América Latina no puede dejar que los resultados de esos esfuerzos colectivos se vean arruinados por la actual tendencia global a la depreciación de la ciencia y de la vida.

Sin embargo, otros países han sufrido aumentos comparativos más altos. En Chile, las infecciones aumentaron en un alarmante 34%, en Bolivia en un 22% y en Costa Rica en un 21%, mismo porcentaje que Brasil.

Uruguay, Argentina, Honduras y Guatemala, también vieron crecer sus números de casos, pero el avance quedó por debajo del 10%. Ya en México, la tasa se mantuvo estable.

El Salvador registró los mejores resultados de la región, logrando reducir los nuevos casos a casi la mitad en los últimos ocho años. Colombia, Ecuador y Paraguay también mostraron un progreso significativo, con reducciones del 22%, 12% y 11%, respectivamente.

36 millones de víctimas

Desde que fue detectado en los Estados Unidos en 1981 y reconocido como epidemia, el Sida ha causado más de 36 millones de muertes. Esa cifra, distribuida por sus 40 años de persistencia, resulta en casi 1 millón de muertes al año.

Aunque muchos asocian la epidemia de Sida a los 1980s, su pico es muy reciente: entre 2005 y 2012. Como parte del esfuerzo de controlar su diseminación, en 2012 los países de ingresos bajos y medios aumentaron las inversiones internas dedicadas a luchar contra el VIH, representando el 53% de todo el gasto relacionado con el virus alrededor del mundo.

La pandemia de Sida nunca se ha ido.
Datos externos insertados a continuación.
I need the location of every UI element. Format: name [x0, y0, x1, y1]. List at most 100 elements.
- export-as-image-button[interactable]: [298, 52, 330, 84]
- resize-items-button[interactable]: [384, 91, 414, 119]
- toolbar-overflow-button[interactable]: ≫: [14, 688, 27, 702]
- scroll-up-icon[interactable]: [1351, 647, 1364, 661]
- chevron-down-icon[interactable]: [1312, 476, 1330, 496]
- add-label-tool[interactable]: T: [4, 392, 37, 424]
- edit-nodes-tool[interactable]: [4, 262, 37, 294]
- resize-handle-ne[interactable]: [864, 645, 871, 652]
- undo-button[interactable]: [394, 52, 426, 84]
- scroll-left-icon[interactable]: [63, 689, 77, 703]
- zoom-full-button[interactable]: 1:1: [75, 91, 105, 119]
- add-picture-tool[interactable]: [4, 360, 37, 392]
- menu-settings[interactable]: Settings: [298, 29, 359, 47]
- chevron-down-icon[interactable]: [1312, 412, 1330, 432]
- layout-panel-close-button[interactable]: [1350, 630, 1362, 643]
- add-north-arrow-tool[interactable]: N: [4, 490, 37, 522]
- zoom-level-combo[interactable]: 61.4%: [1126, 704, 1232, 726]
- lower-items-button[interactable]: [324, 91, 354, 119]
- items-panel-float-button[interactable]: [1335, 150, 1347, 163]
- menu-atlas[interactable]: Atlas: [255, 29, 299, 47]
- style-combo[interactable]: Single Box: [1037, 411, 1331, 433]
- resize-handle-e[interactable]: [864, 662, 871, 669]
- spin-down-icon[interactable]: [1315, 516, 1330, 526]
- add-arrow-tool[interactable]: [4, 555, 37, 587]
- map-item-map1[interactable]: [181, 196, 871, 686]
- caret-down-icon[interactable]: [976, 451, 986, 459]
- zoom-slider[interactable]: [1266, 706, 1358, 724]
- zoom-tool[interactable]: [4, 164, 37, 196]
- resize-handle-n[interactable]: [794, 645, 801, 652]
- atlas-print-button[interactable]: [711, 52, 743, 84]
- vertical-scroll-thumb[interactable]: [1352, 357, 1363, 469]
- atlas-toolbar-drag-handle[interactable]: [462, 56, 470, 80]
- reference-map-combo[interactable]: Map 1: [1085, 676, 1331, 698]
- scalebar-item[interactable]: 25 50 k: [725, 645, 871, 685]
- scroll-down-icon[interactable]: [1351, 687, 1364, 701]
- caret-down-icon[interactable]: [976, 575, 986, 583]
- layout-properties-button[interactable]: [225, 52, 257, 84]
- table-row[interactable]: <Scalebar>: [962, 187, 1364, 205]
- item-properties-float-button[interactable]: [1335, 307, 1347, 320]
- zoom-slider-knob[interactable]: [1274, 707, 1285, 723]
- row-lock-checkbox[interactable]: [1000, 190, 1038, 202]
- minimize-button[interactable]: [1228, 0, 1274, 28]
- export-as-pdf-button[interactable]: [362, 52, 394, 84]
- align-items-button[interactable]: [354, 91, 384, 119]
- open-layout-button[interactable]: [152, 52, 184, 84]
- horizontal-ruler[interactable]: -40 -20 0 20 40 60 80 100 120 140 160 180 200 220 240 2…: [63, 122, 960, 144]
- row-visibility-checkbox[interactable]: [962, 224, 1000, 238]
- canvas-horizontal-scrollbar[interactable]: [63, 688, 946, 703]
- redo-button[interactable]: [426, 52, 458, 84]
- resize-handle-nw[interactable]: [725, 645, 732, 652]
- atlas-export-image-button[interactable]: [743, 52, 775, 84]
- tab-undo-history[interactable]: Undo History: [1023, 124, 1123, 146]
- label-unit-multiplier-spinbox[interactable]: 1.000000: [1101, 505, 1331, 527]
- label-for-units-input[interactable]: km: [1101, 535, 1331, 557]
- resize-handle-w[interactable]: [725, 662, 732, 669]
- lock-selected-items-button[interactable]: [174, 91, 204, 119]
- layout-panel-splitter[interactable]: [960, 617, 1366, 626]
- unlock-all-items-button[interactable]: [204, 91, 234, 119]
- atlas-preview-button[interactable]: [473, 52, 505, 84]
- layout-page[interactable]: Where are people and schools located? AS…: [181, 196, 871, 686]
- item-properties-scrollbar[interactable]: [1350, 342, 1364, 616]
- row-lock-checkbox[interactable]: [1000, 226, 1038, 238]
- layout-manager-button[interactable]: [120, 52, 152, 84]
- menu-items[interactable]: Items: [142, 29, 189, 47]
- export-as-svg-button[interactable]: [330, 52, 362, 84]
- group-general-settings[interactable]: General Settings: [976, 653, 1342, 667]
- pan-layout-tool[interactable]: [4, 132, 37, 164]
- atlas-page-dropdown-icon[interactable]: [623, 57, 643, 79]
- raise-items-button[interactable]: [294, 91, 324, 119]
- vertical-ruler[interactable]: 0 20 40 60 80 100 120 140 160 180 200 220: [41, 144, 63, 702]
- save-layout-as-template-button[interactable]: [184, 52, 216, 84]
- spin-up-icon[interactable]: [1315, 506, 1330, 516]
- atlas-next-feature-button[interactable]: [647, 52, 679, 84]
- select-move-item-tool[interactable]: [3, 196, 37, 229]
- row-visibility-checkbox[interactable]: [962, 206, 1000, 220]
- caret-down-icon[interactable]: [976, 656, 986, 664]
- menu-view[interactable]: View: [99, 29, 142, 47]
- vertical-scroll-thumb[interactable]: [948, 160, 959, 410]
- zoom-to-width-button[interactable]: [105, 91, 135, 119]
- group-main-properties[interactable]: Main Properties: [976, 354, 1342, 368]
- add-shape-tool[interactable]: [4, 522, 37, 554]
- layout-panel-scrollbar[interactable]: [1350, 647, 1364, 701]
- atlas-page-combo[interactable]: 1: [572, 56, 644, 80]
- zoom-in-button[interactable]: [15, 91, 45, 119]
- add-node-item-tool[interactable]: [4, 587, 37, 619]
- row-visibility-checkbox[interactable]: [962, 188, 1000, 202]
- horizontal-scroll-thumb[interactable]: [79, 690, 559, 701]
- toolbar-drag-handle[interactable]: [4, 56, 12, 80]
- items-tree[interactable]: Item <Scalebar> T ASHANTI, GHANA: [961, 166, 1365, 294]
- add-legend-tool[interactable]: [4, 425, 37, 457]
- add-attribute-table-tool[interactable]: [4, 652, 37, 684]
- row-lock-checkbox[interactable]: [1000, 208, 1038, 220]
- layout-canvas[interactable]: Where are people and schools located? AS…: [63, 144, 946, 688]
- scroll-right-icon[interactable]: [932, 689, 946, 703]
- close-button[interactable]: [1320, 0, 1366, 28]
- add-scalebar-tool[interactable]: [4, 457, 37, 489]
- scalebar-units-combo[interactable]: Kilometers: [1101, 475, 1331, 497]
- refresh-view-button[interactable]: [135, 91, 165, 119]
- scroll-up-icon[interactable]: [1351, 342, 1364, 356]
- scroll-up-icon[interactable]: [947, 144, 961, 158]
Con mucho esfuerzo, trabajo de activismo y apoyo a la comunidad científica, los países han logrado mejorar sus estadísticas y ayudar a que las personas que viven con VIH tengan una vida de calidad y productiva. Pero independientemente del impacto que está teniendo la Covid-19, América Latina no puede dejar que los resultados de esos esfuerzos colectivos se vean arruinados por la actual tendencia global a la depreciación de la ciencia y de la vida.